In the present study, we screened 103 patients of Chinese Han nationality who were IGA negative and 100 patients who were IGA positive. By sequencing the IFNGR1 promoter, we found a total of 5 types of site mutations: -611 (G/A), -56 (T/C), -255 (C/T), -359 (T/C), and -72 (C/T). The two main types of gene polymorphisms among the IGA-negative and IGA-positive groups were -611 (G/A), with mutation rates of 88.3% and 78.4%, respectively, and -56 (T/C), with mutation rates of 84.5% and 83.8%, respectively, which had no statistical significance. There were 9 cases with -255 (C/T) mutation, 1 case with -359 (T/C) mutation, and 1 case with -72 (C/T) mutation. Although the mutation rates were low, their potential clinical value needs to be further verified. Because we are not a hospital specializing in treating tuberculosis, the number of confirmed cases was relatively small. In 4 cases, the patients were Zeihl-Neelsen acid-fast stain positive, 1 patient had the -611 (G/A) and -56 (T/C) mutations, and 3 patients had the -56 (T/C) mutation. Of the 55 patients with pulmonary disease, the -611 (G/A) mutation was observed in 52 patients and the -56 (T/C) mutation was observed in 48 patients.

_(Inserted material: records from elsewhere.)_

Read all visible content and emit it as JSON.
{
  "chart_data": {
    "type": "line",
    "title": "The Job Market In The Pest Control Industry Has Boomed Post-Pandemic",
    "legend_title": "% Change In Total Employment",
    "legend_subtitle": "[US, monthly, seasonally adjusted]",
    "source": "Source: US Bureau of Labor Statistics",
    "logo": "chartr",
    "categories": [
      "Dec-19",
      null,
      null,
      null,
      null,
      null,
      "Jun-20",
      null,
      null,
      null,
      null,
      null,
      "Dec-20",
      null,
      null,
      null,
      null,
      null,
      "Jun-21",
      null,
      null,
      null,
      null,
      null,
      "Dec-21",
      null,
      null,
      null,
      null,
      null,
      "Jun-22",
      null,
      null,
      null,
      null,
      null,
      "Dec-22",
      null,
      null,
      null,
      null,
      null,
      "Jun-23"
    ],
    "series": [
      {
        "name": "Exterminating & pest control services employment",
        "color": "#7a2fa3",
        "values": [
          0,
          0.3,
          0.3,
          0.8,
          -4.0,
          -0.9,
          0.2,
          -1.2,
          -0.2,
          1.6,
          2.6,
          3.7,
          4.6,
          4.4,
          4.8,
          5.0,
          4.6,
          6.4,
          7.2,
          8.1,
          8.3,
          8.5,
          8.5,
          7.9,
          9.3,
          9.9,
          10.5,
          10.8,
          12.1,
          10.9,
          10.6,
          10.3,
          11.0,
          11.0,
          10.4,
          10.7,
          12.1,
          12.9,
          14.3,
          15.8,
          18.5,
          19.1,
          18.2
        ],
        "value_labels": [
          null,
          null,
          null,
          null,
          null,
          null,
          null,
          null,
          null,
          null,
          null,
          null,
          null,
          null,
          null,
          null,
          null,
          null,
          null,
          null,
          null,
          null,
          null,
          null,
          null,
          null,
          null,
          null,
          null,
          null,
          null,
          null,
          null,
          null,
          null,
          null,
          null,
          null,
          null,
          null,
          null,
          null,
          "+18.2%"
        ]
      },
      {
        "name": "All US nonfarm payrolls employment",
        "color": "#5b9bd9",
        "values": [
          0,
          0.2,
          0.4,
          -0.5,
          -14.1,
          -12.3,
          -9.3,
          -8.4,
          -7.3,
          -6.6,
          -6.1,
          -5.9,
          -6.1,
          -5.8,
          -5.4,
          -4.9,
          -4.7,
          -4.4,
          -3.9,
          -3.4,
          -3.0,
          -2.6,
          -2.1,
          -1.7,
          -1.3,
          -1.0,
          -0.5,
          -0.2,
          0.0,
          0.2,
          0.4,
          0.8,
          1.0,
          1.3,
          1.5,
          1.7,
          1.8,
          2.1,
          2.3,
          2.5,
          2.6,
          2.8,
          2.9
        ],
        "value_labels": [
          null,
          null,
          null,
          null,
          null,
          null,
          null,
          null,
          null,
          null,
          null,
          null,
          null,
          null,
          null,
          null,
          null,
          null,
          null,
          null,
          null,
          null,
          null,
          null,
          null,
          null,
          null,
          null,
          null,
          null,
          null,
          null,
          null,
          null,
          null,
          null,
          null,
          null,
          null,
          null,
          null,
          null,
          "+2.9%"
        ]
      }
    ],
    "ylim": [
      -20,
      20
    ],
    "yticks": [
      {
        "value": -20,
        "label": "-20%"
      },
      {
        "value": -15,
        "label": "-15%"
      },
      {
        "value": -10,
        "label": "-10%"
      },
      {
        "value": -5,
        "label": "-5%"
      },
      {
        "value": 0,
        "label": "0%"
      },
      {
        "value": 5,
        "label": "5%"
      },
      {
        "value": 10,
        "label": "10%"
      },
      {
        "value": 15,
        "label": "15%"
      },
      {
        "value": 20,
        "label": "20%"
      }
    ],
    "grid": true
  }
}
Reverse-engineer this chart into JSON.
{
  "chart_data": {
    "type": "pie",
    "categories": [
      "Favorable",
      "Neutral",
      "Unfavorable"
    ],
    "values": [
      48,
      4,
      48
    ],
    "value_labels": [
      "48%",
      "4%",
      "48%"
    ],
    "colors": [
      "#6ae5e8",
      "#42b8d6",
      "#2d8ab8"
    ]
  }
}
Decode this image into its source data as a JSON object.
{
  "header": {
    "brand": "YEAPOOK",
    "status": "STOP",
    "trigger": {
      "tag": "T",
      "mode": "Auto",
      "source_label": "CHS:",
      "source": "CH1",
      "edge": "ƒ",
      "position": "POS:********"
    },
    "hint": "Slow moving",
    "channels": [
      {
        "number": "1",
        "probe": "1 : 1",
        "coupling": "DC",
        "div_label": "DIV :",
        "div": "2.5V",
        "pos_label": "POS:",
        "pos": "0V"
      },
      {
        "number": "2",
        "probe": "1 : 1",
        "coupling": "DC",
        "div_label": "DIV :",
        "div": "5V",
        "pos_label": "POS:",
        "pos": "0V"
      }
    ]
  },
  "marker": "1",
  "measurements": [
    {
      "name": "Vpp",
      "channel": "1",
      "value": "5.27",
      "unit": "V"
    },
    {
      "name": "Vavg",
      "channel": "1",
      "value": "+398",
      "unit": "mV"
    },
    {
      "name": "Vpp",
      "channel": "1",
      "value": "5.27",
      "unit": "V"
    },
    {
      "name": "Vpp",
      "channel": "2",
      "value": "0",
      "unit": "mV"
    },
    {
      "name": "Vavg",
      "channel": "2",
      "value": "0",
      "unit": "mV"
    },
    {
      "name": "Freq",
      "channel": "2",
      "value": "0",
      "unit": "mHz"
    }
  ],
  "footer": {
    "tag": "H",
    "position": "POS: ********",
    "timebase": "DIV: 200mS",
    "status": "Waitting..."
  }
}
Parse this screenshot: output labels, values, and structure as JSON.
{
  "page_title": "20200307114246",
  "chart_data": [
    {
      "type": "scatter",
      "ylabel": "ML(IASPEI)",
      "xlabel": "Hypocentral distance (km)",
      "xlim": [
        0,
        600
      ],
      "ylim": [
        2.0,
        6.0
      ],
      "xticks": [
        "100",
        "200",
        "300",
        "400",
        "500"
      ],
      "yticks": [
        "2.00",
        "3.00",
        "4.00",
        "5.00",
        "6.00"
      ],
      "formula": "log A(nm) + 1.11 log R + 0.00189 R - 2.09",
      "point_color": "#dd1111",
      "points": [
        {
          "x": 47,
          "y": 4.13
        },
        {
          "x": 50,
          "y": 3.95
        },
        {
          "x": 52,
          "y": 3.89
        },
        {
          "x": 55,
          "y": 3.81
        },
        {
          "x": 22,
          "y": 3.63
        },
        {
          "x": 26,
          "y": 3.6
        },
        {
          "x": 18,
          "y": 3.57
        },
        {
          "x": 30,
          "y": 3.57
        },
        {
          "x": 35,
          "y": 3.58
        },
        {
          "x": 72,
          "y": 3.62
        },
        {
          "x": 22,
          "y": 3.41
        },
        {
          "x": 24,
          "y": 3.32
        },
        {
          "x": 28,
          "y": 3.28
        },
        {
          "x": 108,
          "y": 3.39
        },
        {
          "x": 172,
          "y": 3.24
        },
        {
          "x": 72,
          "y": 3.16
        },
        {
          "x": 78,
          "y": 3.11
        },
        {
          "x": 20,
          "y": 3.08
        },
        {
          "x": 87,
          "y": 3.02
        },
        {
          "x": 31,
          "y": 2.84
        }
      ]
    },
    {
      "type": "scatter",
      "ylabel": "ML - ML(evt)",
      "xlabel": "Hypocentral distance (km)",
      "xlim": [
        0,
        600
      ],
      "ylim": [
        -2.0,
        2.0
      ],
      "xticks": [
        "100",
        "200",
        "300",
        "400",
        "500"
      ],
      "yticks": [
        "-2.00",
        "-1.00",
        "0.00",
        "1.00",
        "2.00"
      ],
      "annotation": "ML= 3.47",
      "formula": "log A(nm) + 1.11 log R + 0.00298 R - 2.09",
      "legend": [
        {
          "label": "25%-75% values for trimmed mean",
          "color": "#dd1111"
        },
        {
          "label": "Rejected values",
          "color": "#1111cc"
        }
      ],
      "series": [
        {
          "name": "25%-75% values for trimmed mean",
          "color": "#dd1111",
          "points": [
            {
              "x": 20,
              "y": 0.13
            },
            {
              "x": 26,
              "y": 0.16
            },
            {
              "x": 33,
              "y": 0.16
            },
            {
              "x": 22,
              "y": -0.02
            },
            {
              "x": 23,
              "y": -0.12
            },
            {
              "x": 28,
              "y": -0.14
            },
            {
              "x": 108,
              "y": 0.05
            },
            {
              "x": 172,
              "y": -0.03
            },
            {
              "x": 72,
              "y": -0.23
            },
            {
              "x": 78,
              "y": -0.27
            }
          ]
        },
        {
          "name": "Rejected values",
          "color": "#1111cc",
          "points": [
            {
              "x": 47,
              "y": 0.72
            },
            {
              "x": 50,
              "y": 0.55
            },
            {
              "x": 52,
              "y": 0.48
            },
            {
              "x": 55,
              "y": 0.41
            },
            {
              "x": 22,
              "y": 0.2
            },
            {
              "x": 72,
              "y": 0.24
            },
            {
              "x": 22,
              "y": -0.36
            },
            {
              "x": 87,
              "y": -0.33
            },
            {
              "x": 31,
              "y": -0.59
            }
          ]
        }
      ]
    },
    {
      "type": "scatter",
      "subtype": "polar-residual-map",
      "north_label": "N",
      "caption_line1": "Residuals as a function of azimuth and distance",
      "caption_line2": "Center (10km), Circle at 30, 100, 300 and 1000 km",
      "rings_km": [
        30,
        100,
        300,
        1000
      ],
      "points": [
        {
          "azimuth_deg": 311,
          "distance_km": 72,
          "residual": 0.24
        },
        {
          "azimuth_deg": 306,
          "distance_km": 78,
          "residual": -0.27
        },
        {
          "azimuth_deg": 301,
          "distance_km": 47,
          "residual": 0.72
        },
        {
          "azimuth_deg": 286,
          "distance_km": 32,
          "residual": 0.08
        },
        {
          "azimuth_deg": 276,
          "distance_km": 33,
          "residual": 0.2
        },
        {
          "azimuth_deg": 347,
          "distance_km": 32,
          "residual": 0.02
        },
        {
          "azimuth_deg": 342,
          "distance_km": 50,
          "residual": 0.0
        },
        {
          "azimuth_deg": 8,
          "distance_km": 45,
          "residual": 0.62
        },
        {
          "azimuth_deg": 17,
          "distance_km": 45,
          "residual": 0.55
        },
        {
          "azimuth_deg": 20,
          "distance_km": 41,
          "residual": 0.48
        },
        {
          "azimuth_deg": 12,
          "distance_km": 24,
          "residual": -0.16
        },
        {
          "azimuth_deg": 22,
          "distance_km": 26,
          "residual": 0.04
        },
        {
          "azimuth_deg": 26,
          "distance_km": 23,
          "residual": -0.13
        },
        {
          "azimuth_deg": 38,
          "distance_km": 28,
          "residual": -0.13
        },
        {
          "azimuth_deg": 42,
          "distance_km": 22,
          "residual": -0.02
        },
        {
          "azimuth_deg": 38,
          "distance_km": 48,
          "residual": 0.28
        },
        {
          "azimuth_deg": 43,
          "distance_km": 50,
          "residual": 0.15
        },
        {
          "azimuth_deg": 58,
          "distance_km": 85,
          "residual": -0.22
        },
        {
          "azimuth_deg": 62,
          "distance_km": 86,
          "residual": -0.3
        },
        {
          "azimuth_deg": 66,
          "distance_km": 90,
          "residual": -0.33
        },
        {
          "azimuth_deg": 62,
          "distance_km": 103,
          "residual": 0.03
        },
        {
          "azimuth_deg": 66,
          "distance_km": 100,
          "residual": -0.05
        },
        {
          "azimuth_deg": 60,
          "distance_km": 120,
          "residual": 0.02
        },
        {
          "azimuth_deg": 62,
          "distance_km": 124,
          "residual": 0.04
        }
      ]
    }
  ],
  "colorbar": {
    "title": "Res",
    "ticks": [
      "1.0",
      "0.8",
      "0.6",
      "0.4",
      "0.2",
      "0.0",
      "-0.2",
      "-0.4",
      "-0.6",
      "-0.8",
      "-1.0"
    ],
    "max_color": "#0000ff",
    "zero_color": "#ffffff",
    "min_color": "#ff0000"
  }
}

There are some limitations to our study, we observed that the -611 (G/A) and -56 (T/C) mutations in IGA-positive patients have no difference compared with the IGA-negative patients. Therefore, we believe that there is not a certain correlation between the incidence of the -611 (G/A) and -56 (T/C) mutations and TB.

Conflicts of Interest

The authors declare that they have no competing interests.

Acknowledgments

This work was supported by the National Natural Science Foundation (no. 81401311) and the Capital Characteristic Clinical Application Research (Wu Jieping Foundation no. Z141107006614009). This work was also supported by the Navy General Hospital Innovation Cultivation Foundation (no. CXPY201412).